Powodem ograniczania produkcji jest najczęściej chęć uniknięcia strat wynikających z kosztów wytworzenia, transportu czy przechowywania towarów, na które spadł popyt. Dlatego firmy mogą decydować się na ustalanie limitów produkcji. Jeśli taka decyzja podjęta jest przez firmę samodzielnie i bez koordynacji z konkurentami, to pozostaje w zgodzie z przepisami ustawy o ochronie konkurencji i konsumentów. Jednak w sytuacji, gdy ograniczenia produkcji następują na skutek wspólnej decyzji przedsiębiorców, to istnieje duże prawdopodobieństwo, że takie grupowe działanie narusza zakaz zawierania porozumień kontyngentowych. Istotą takich porozumień jest zasadniczo skoordynowane utrzymanie pewnego poziomu cen na produkty lub usługi poprzez ograniczenie ich ilości oferowanej na rynku. Porozumienia kontyngentowe nierzadko prowadzą też do wstrzymania postępu technicznego i innowacyjności. W dłuższej perspektywie zapewniają dochodowość firm, mimo że ich efektywność nie wzrasta.
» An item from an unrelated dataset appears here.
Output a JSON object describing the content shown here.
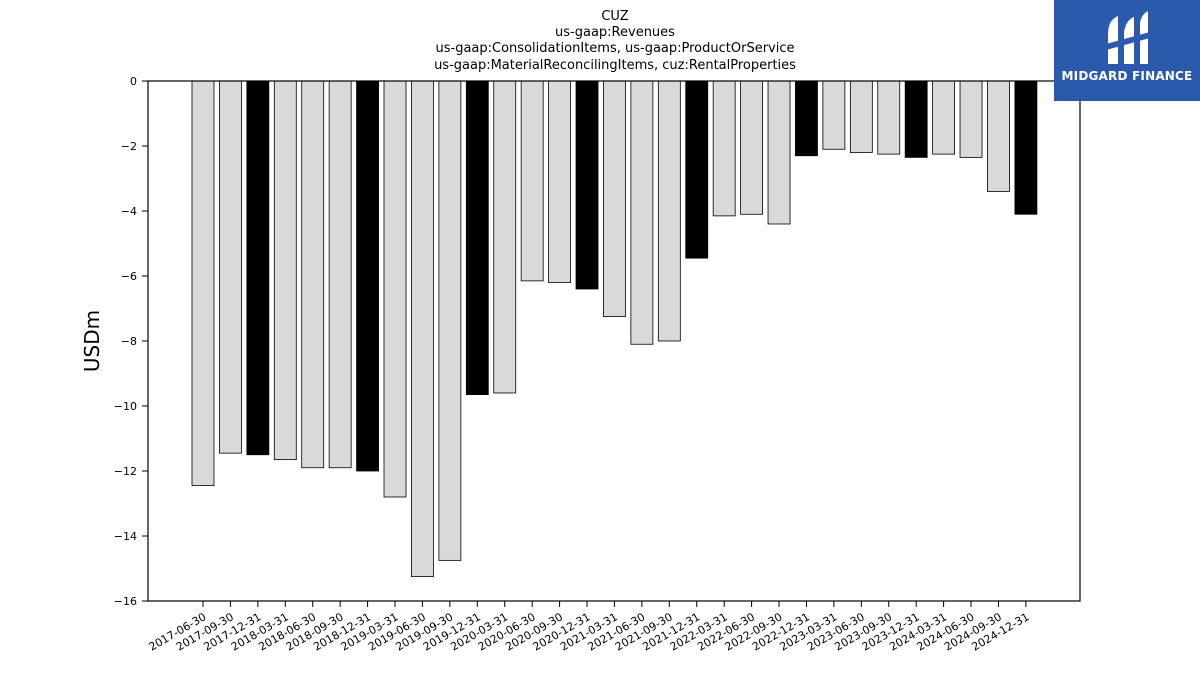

Porozumienie kontyngentowe może przyjąć zarówno formę wyraźnego uzgodnienia pomiędzy jego stronami, jak i formę praktyki uzgodnionej. O praktyce uzgodnionej będzie można mówić wtedy, gdy firmy bez zawierania formalnego porozumienia zmniejszają niepewność co do swoich działań na rynku. Z tego powodu w sytuacji faktycznej konieczności ustalenia limitów produkcji należy zasadniczo unikać komunikowania tego zamiaru na zewnątrz firmy, zwłaszcza w okresie przed wprowadzeniem ograniczeń.
Porozumienia kontyngentowe stanowią obok porozumień cenowych jedno z najcięższych naruszeń prawa konkurencji, za które grożą kary finansowe w wysokości do 10 proc. przychodów firmy. Co do zasady, nie podlegają one legalizacji na podstawie przepisów szczególnych (choć rozważa się dopuszczalność karteli kryzysowych).